I “birrai” – ovvero i “Brewers”, per via dei numerosi birrifici del luogo – sono partiti dalla base delle gerarchie calcistiche e sotto la guida di Nigel Clough, figlio del mitico Brian, hanno iniziato a ottenere risultati interessanti: il cielo con un dito lo toccano nel 2009, in FA Cup, quando costringono al replay il Manchester United. A Old Trafford a seguire i giallo-neri vanno in undicimila, inebriati dal poter veder giocare la loro piccola squadra del cuore per la prima volta su un palcoscenico così importante. Il 5-0 finale (con doppietta di Giuseppe Rossi) non toglie nulla rispetto un’esperienza indimenticabile. Non è finita: alla fine della stessa stagione arriva la storica promozione in quarta divisione, la League Two, ultimo livello della Football League. S’inizia a fare sul serio.
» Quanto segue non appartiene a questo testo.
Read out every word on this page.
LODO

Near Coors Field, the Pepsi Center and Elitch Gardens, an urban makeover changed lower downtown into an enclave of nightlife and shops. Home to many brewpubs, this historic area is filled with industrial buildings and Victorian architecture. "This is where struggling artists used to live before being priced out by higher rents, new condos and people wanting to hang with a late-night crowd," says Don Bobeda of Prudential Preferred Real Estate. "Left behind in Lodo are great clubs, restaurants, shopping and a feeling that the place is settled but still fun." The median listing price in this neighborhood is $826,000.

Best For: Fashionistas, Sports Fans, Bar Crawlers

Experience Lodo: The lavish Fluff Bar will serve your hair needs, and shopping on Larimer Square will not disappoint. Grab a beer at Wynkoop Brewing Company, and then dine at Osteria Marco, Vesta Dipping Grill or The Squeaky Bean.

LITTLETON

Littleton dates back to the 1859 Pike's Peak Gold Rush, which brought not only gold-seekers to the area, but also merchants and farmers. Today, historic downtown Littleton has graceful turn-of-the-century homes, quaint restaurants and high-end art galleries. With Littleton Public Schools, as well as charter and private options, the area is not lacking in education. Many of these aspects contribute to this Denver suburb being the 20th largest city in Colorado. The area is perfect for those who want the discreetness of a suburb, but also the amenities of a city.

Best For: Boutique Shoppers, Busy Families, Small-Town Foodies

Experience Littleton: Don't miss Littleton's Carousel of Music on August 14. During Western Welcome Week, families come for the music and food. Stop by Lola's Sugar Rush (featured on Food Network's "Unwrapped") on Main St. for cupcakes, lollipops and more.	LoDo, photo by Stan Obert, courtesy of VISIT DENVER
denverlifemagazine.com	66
Nel frattempo, nel 2005, aveva visto la luce il Pirelli Stadium, costato 7 milioni di sterline e costruito in meno di due anni. In grado di rispettare i canoni del calcio pro, con una capacità di settemila spettatori al coperto, l’impianto è adatto alle esigenze del club: confortevole, dotato di aree comuni gradevoli, con ottima qualità di servizi per il pubblico in qualsiasi settore e palchi per sponsor, sale riunioni con vista sul campo. “Pirelli”, esatto, con tanto di naming rights. Grazie al nuovo stadio il Burton Albion incrementa le attività sul territorio, sia sociali che di marketing, con ovviamente un’attenzione agli aspetti commerciali per stimolare investimenti e sponsorizzazioni. Nel frattempo i Brewers si stabilizzano nella Football League e iniziano guardare oltre. Dopo aver sfiorato la promozione in League One lo scorso maggio – svanita nella finale playoff di Wembley- quest’anno puntano al grande salto.
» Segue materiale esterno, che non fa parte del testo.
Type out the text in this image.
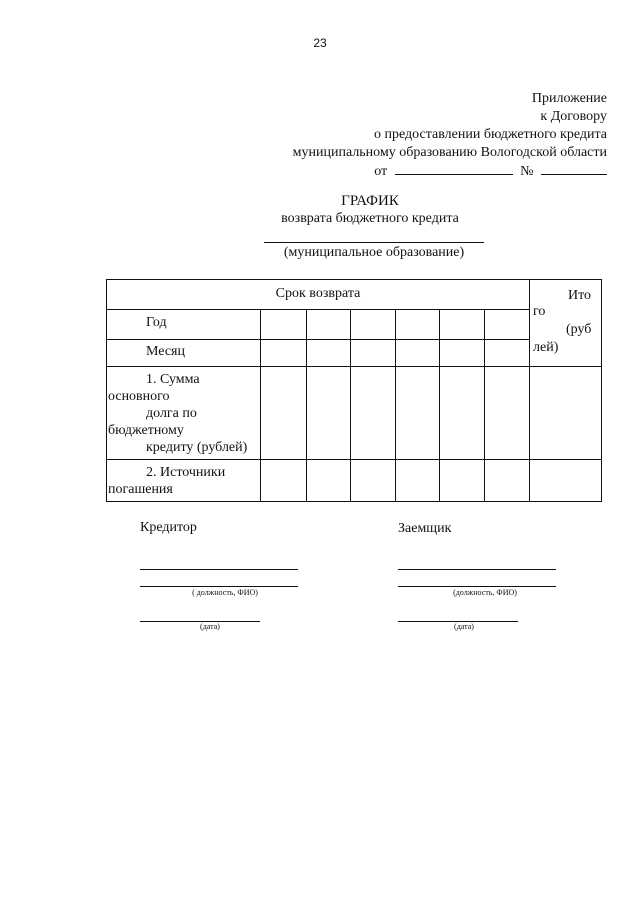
23
Приложение
к Договору
о предоставлении бюджетного кредита
муниципальному образованию Вологодской области
от	№
ГРАФИК
возврата бюджетного кредита
(муниципальное образование)
Срок возврата	Ито
го
(руб
лей)
Год
Месяц
1. Сумма
основного
долга по
бюджетному
кредиту (рублей)
2. Источники
погашения
Кредитор	Заемщик
( должность, ФИО)	(должность, ФИО)
(дата)	(дата)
Per questo in panchina è chiamato l’olandese Jimmy Floyd Hasselbaink, già bomber in Premier e in Liga. Un obbiettivo che sembra alla portata del club, oggi primo in classifica. Non è una novità nel mondo del calcio che i risultati sul campo enfatizzino i progressi e valorizzano il lavoro dietro le quinte ma in Gran Bretagna forse anche di più, Un esempio? Il giorno della partita. Al Pirelli Stadium l’atmosfera è frizzante, tra pranzi o cene per ospiti (paganti), presentazioni di progetti con tanto di video, rinfresco e relatori (a un’ora dal calcio d’inizio, con sala piena e tutti ad ascoltare), club shop, ristoranti e bar in piena attività, fino al’intrattenimento pre-partita. Accoglienza e servizi (inclusi per quelli per gli addetti ai lavori), dimensioni a parte, non hanno molto da invidiare a un club di Premier.
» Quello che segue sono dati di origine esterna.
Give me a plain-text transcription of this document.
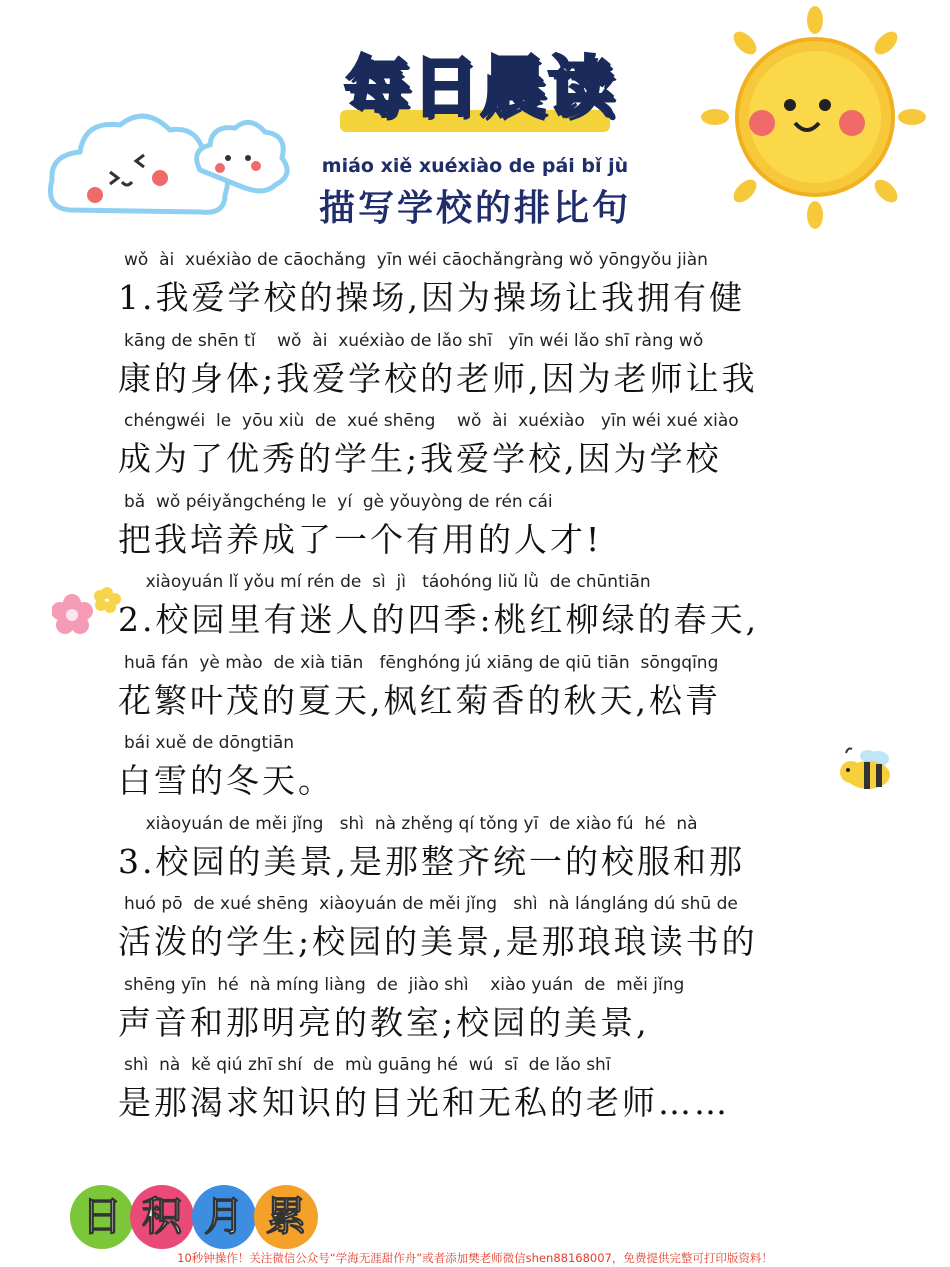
每日晨读
miáo xiě xuéxiào de pái bǐ jù
描写学校的排比句
wǒ  ài  xuéxiào de cāochǎng  yīn wéi cāochǎngràng wǒ yōngyǒu jiàn
1.我爱学校的操场,因为操场让我拥有健
kāng de shēn tǐ    wǒ  ài  xuéxiào de lǎo shī   yīn wéi lǎo shī ràng wǒ
康的身体;我爱学校的老师,因为老师让我
chéngwéi  le  yōu xiù  de  xué shēng    wǒ  ài  xuéxiào   yīn wéi xué xiào
成为了优秀的学生;我爱学校,因为学校
bǎ  wǒ péiyǎngchéng le  yí  gè yǒuyòng de rén cái
把我培养成了一个有用的人才!
xiàoyuán lǐ yǒu mí rén de  sì  jì   táohóng liǔ lǜ  de chūntiān
2.校园里有迷人的四季:桃红柳绿的春天,
huā fán  yè mào  de xià tiān   fēnghóng jú xiāng de qiū tiān  sōngqīng
花繁叶茂的夏天,枫红菊香的秋天,松青
bái xuě de dōngtiān
白雪的冬天。
xiàoyuán de měi jǐng   shì  nà zhěng qí tǒng yī  de xiào fú  hé  nà
3.校园的美景,是那整齐统一的校服和那
huó pō  de xué shēng  xiàoyuán de měi jǐng   shì  nà lángláng dú shū de
活泼的学生;校园的美景,是那琅琅读书的
shēng yīn  hé  nà míng liàng  de  jiào shì    xiào yuán  de  měi jǐng
声音和那明亮的教室;校园的美景,
shì  nà  kě qiú zhī shí  de  mù guāng hé  wú  sī  de lǎo shī
是那渴求知识的目光和无私的老师……
日 积 月 累
10秒钟操作！关注微信公众号“学海无涯甜作舟”或者添加樊老师微信shen88168007，免费提供完整可打印版资料！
“La città è in fermento ma dobbiamo restare coi piedi per terra” racconta orgoglioso Ash Willis, ufficio stampa del club, col sogno di un derby contro gli amici-rivali del Derby County. “La speranza è salire di categoria e magari riuscirci davvero quest’anno. I risultati lasciano ben sperare: Hasselbaink è un gran personaggio e può essere l’uomo giusto per la promozione”. Per dirla tutta, non è unicamente sul campo da gioco che il Burton focalizza la propria attenzione. “Migliorare la squadra è importante ma è parte di un sistema. Gli investimenti sono mirati a perfezionare i servizi offerti allo stadio, nelle aree comuni. Siamo e rimaniamo un family club nelle dimensioni quindi è importante avere un riscontro costante e un rapporto continuo con chi ci segue, conoscere le necessità di chi viene alla partita”. La Football League anni fa ha istituito un premio specifico per il migliore family club di ogni divisione: per valutare i servizi erogati alle famiglie utilizzo anche la tecnica del mystery shopper. “È un premio prestigioso e faremo del nostro meglio per vincerlo. Periodicamente organizziamo dei “forum” con i rappresentanti dei tifosi: il nostro presidente Ben Robinson è attivissimo e costantemente impegnato in prima persona. Insieme al manager li incontra, ascolta le loro idee che poi possono trasformarsi in progetti concreti. Ben inteso, non si parla di tattiche di gioco o giocatori da ingaggiare ma d’iniziative, di attività sul territorio, di problematiche di ogni genere come la vendita dei biglietti, la varietà del menù del ristorante o come migliorare l’atmosfera allo stadio la presenza di un suonatore di tamburo o delle mascotte. Il nostro scopo è avere i tifosi soddisfatti per quanto investono in passione e in biglietti. E in definitiva avere tanti bambini presenti alle partite casalinghe: loro sono il futuro del club”. Eccolo, in toto, il “modello inglese”.